INTERIOR: Es decir “parte del espíritu y del corazón, proviene de la estima que se hace de la Santísima Virgen, de la alta idea que se ha formado de sus grandezas, y del amor que se le tiene”. Y nuestro amor a la Virgen depende del conocimiento que tenemos sobre Ella. Cuanto más La conoceremos, más La amaremos verdadera, profunda y no superficialmente. Por eso, es importante que ahondemos este conocimiento con buenas lecturas (San Alfonso de Ligorio, San Bernardo, San L Mª Grignon de Montfort…) y también pidiéndolo a Nuestra Señora: “Santísima Virgen, haz que yo sepa mejor quién eres”. En verdad, María es un gran misterio, el de la Madre de Dios… “Quae est Ista?”, pregunta tres veces la Sagrada Escritura… Signum mágnum: la grande Señal en el cielo, coronada de estrellas, revestida con el sol y la luna bajo sus pies. Misterio también de su corredención, de su unión tan dolorosa con la Pasión de Nuestro Señor, por amor a nosotros…
TIERNA: Es decir “llena de confianza, como de un niño en su buena madre; sepamos recurrir a Ella con mucha simplicidad, confianza y ternura. Nunca La importunamos; está siempre dispuesta a ayudarnos, si nuestro corazón es recto y tiene buena voluntad. En todo tiempo, en todo lugar, en toda cosa, en nuestras dudas, extravíos, tentaciones, debilidades, caídas, desalientos, escrúpulos, cruces, trabajos y reveses de la vida. En todos nuestros males de cuerpo y de espíritu”, la Virgen María es nuestro recurso siempre listo, como la mejor de las madres, para consolarnos. “¡Pero, padre, no sé rezar!” – “Dile a Ella: Madre mía no soy capaz rezar… y acabarás haciendo una oración, muy simple, y esta oración, con toda certeza, no quedará sin respuesta”.
SANTA: Es decir que si nuestra devoción a Nuestra Señora es verdadera, “llevará nuestra alma a evitar el pecado y a imitar sus virtudes: su humildad, su fe, su pureza, su caridad, su dulzura, su sabiduría. No se trata de decir que sólo un santo puede tener devoción a María, sino que un verdadero progreso espiritual va necesariamente con la verdadera devoción a nuestra Madre. ¿Cómo a la vez seguir al demonio y venerar a Aquella que aplastó la cabeza del demonio? Es imposible. Quien se entrega con confianza, simplicidad y constancia a María se santificará y se salvará.

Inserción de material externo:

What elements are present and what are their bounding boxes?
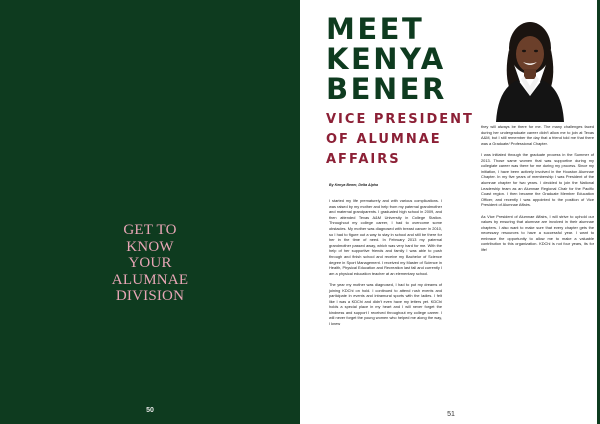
article-paragraph: I was initiated through the graduate process in the Summer of 2013. Those same women that was supportive during my collegiate career was there for me during my process. Since my initiation, I have been actively involved in the Houston Alumnae Chapter. In my five years of membership I was President of the alumnae chapter for two years. I decided to join the National Leadership team as an Alumnae Regional Chair for the Pacific Coast region. I then became the Graduate Member Education Officer, and recently I was appointed to the position of Vice President of Alumnae Affairs. [481, 151, 594, 208]
right-page [300, 0, 600, 424]
article-column-right [481, 124, 594, 258]
left-page-title [94, 222, 206, 305]
article-column-left [329, 198, 442, 332]
left-title-line: KNOW [126, 238, 174, 255]
article-subhead [326, 110, 476, 170]
left-title-line: YOUR [128, 255, 172, 271]
left-title-line: GET TO [123, 222, 177, 238]
headline-line: BENER [326, 72, 447, 106]
subhead-line: AFFAIRS [326, 152, 401, 167]
article-paragraph: The year my mother was diagnosed, I had to put my dreams of joining KDChi on hold. I continued to attend rush events and participate in events and intramural sports with the ladies. I felt like I was a KDChi and didn't even have my letters yet. KDChi holds a special place in my heart and I will never forget the kindness and support I received throughout my college career. I will never forget the young women who helped me along the way, I knew [329, 281, 442, 327]
portrait-illustration [490, 12, 570, 122]
portrait-photo [490, 12, 570, 122]
article-paragraph: they will always be there for me. The many challenges faced during her undergraduate career didn't allow me to join at Texas A&M, but I still remember the day that a friend told me that there was a Graduate/ Professional Chapter. [481, 124, 594, 146]
article-byline: By Kenya Bener, Delta Alpha [329, 183, 378, 187]
subhead-line: VICE PRESIDENT [326, 112, 474, 127]
headline-line: MEET [326, 12, 425, 46]
left-title-line: DIVISION [115, 288, 185, 304]
subhead-line: OF ALUMNAE [326, 132, 442, 147]
article-headline [326, 14, 496, 104]
article-paragraph: As Vice President of Alumnae Affairs, I will strive to uphold our values by ensuring that alumnae are involved in their alumnae chapters. I also want to make sure that every chapter gets the necessary resources to have a successful year. I want to embrace the opportunity to allow me to make a valuable contribution to this organization. KDChi is not four years, its for life! [481, 213, 594, 253]
left-title-line: ALUMNAE [111, 271, 189, 288]
right-page-number: 51 [447, 411, 455, 418]
headline-line: KENYA [326, 42, 446, 76]
article-paragraph: I started my life prematurely and with various complications. I was raised by my mother and help from my paternal grandmother and maternal grandparents. I graduated high school in 2009, and then attended Texas A&M University in College Station. Throughout my college career, I had to overcome some obstacles. My mother was diagnosed with breast cancer in 2010, so I had to figure out a way to stay in school and still be there for her in the time of need. In February 2013 my paternal grandmother passed away, which was very hard for me. With the help of her supportive friends and family I was able to push through and finish school and receive my Bachelor of Science degree in Sport Management. I received my Master of Science in Health, Physical Education and Recreation last fall and currently I am a physical education teacher at an elementary school. [329, 198, 442, 276]
left-page-number: 50 [146, 407, 154, 414]
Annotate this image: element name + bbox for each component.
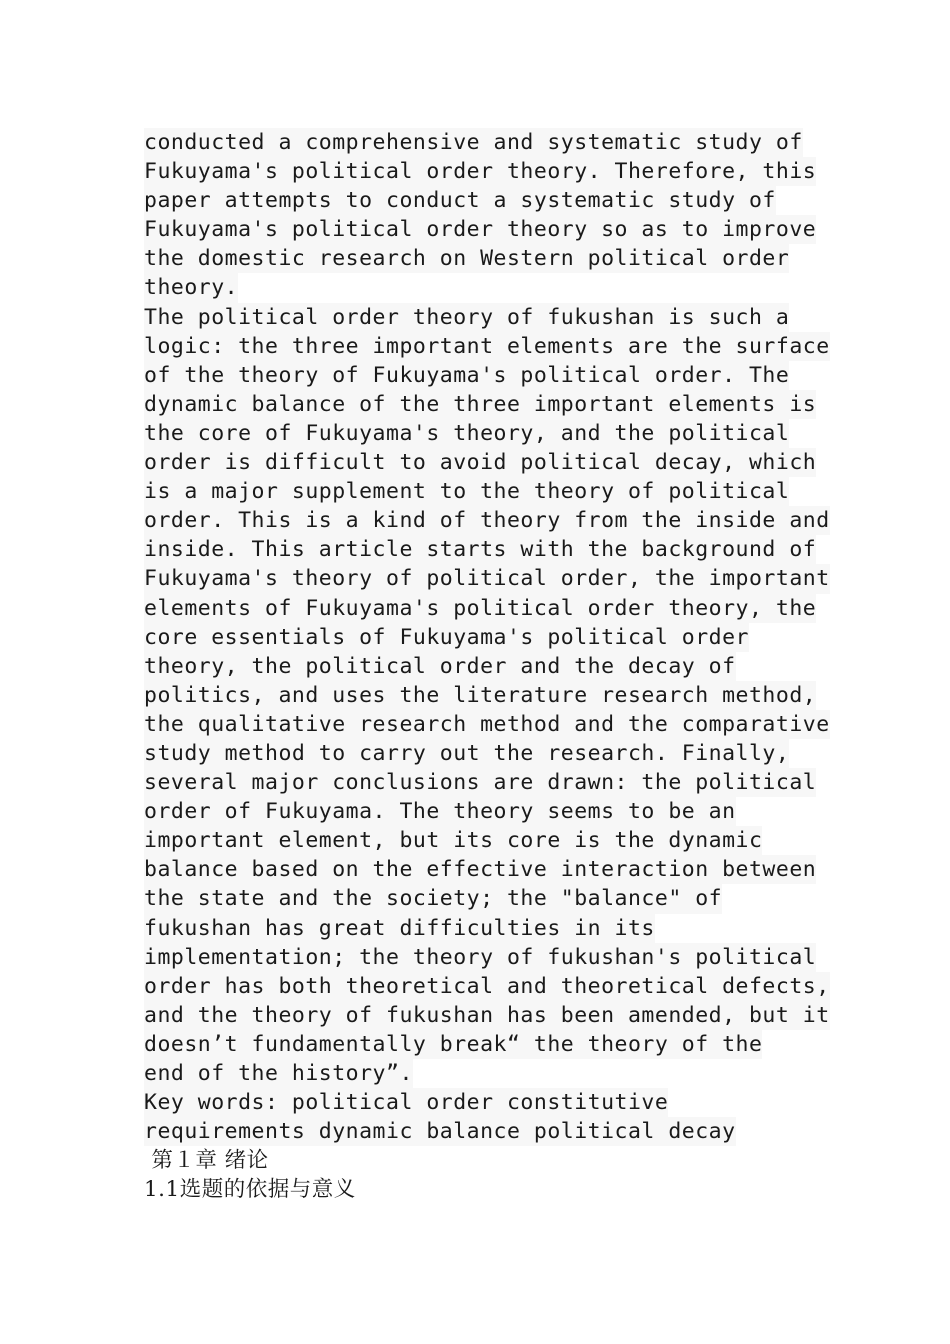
text-line: Fukuyama's political order theory. Therefore, this bbox=[144, 157, 816, 186]
text-line: balance based on the effective interaction between bbox=[144, 855, 816, 884]
text-line: dynamic balance of the three important elements is bbox=[144, 390, 816, 419]
keywords-line: requirements dynamic balance political decay bbox=[144, 1117, 736, 1146]
text-line: the domestic research on Western political order bbox=[144, 244, 789, 273]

CONSTANTE: Tal vez es lo más difícil. Tener una devoción a María que venza las caídas y supere las mudanzas de nuestra sensibilidad. ¡Cuántos cristianos y cristianas se quitaron su escapulario, no llegaron a cumplir los cinco sábados, no rezan el rosario todos los días, por cualquier pretexto. Realmente es cosa muy edificante ver a un cristiano diciendo en una determinada situación: “Discúlpeme, pero tengo que rezar mi rosario”. No piensa: “lo rezaré después o mañana”, sino “hoy, ahora”. Es como San Expedito que aplastó al cuervo que le decía acerca de la fecha de su bautismo: “Cras, mañana”. Lo aplastó diciendo: “Hodie, hoy”. Queridos hermanos, un “después” siempre tiene un después que acaba por ser un nunca, mientras que “ahora” es siempre ahora. Nuestra Señora merece esta santa energía, porque nunca deja de querernos bien, cada día, cada hora y a cada momento.
DESINTERESADA: Tal vez es la característica más hermosa de la verdadera devoción a la Santísima Virgen. Consiste en “servir a nuestra Madre y Reina únicamente porque merece ser servida y Dios solo en Ella; servir y amar a María porque ES MARÍA, porque es amable y muy amable”. Es amada por Jesús, Dios y hombre, que la llama: “Madre”; es venerada por los ángeles, es la tota pulchra, toda Bella (“tan Bella que se quiere morir para verla otra vez”, decía Santa Bernardita), es la Reina del Cielo y de la tierra y, yo, ¿no la serviré, no tendré devoción a la obra maestra de Dios, a María?
¡Si! Que nuestro amor a Nuestra Señora no sea falso o imperfecto o de pacotilla, sino verdadero esto es: interior, tierno, santo, constante y desinteresado.
Ave
María Purísima
En
el Nombre del Padre y del Hijo y del Espíritu Santo. Amén.